Gedicht
De in memoriam-schrijver
Woont tegemwoordig in een éénrichtingstraat
naast een vernielde wasserette
met een staartloze kat die van de vensterbanken
twee etages hoger springt en on verminkt terugkeert.
Alle jets van de wereld komen boven voorbij
als hij gaat zitten om Chopin te tingelen.
En hij zit opgescheept met een stiekeme postbode.

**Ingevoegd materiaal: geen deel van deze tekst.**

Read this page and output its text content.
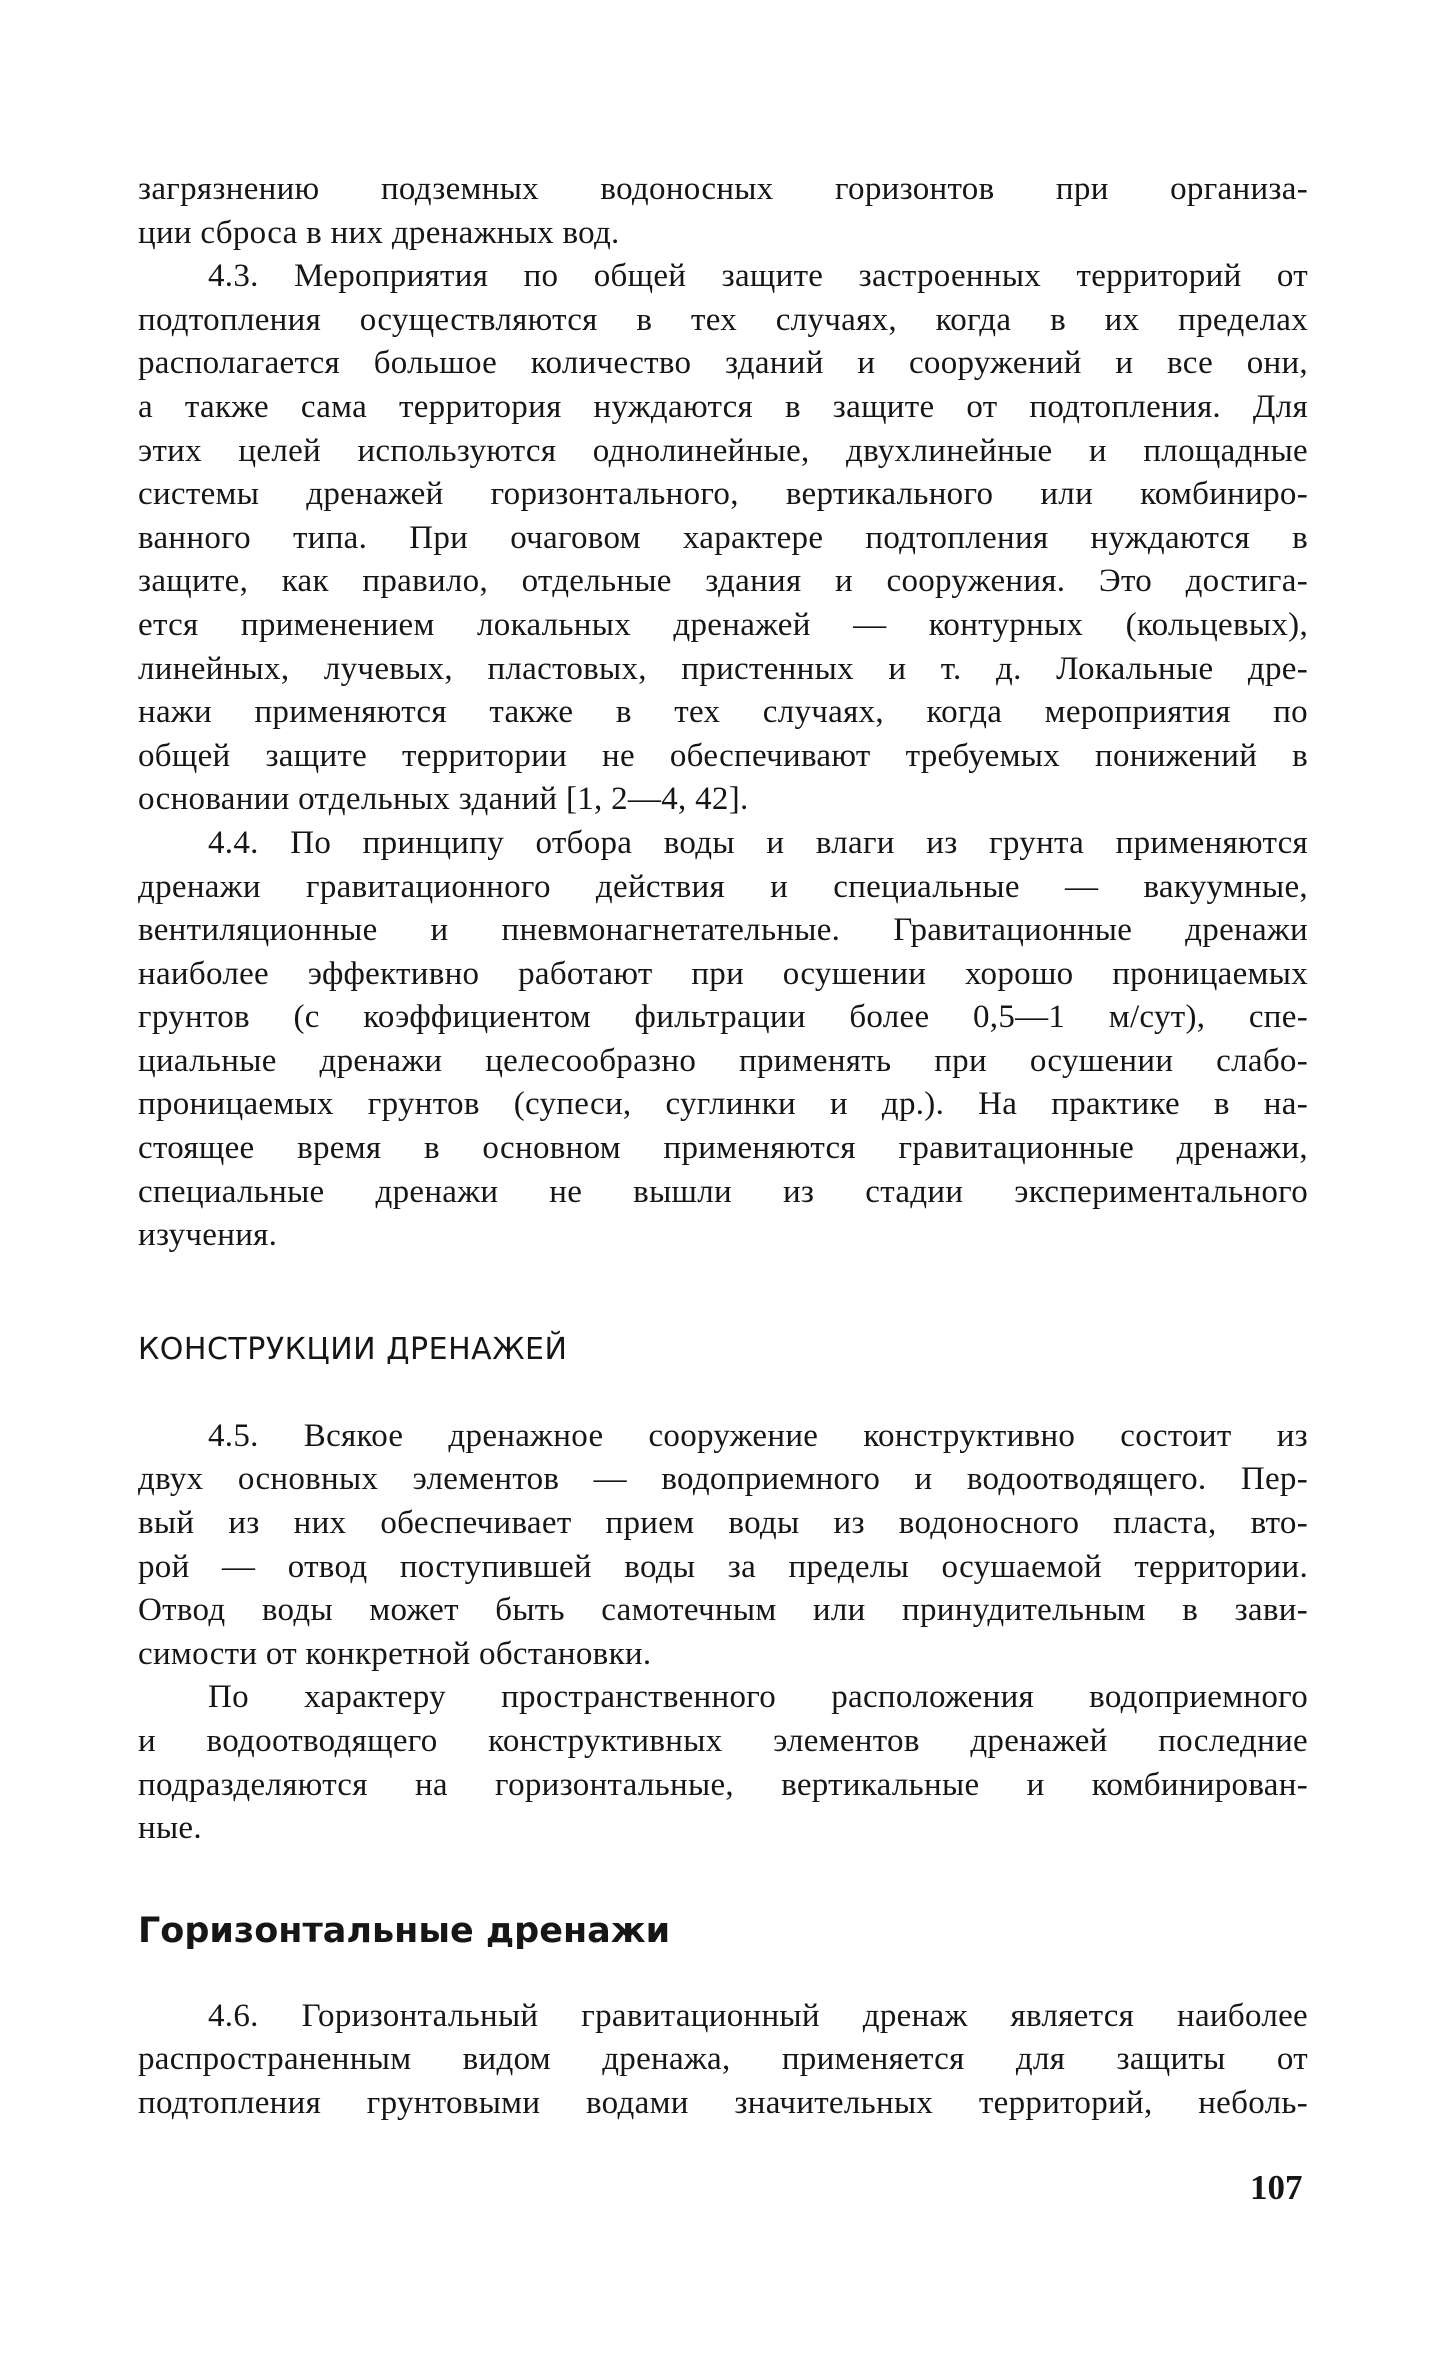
загрязнению подземных водоносных горизонтов при организа-
ции сброса в них дренажных вод.
4.3. Мероприятия по общей защите застроенных территорий от
подтопления осуществляются в тех случаях, когда в их пределах
располагается большое количество зданий и сооружений и все они,
а также сама территория нуждаются в защите от подтопления. Для
этих целей используются однолинейные, двухлинейные и площадные
системы дренажей горизонтального, вертикального или комбиниро-
ванного типа. При очаговом характере подтопления нуждаются в
защите, как правило, отдельные здания и сооружения. Это достига-
ется применением локальных дренажей — контурных (кольцевых),
линейных, лучевых, пластовых, пристенных и т. д. Локальные дре-
нажи применяются также в тех случаях, когда мероприятия по
общей защите территории не обеспечивают требуемых понижений в
основании отдельных зданий [1, 2—4, 42].
4.4. По принципу отбора воды и влаги из грунта применяются
дренажи гравитационного действия и специальные — вакуумные,
вентиляционные и пневмонагнетательные. Гравитационные дренажи
наиболее эффективно работают при осушении хорошо проницаемых
грунтов (с коэффициентом фильтрации более 0,5—1 м/сут), спе-
циальные дренажи целесообразно применять при осушении слабо-
проницаемых грунтов (супеси, суглинки и др.). На практике в на-
стоящее время в основном применяются гравитационные дренажи,
специальные дренажи не вышли из стадии экспериментального
изучения.
КОНСТРУКЦИИ ДРЕНАЖЕЙ
4.5. Всякое дренажное сооружение конструктивно состоит из
двух основных элементов — водоприемного и водоотводящего. Пер-
вый из них обеспечивает прием воды из водоносного пласта, вто-
рой — отвод поступившей воды за пределы осушаемой территории.
Отвод воды может быть самотечным или принудительным в зави-
симости от конкретной обстановки.
По характеру пространственного расположения водоприемного
и водоотводящего конструктивных элементов дренажей последние
подразделяются на горизонтальные, вертикальные и комбинирован-
ные.
Горизонтальные дренажи
4.6. Горизонтальный гравитационный дренаж является наиболее
распространенным видом дренажа, применяется для защиты от
подтопления грунтовыми водами значительных территорий, неболь-
107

Elke dag voor de lunch is het foe jong hai
bij de Chinees om de hoek, en een jacht
door betrouwbare koppen in The Times.
In zijn dossier met onvoltooid werk zitten
Boll, Reagan, Sinatra en de paus...
Herstel betekent een slag voor hem, net als
een lijk dat hem te vlug af is.
Ooit werkte hij aan het bericht van een vriend
en nam vervolgens tulpen mee naar het ziekenhuis
Ze maakten een golfafspraak voor juni.
Thuisgekomen schreef hij aanvullingen
geïnspireerd door een staande foto
en een groot glas naar turf ruikende malt-whiskey.
MATTHEW SWEENEY
Uit: Het dwingende verleden. Dertien moderne Ierse dichters.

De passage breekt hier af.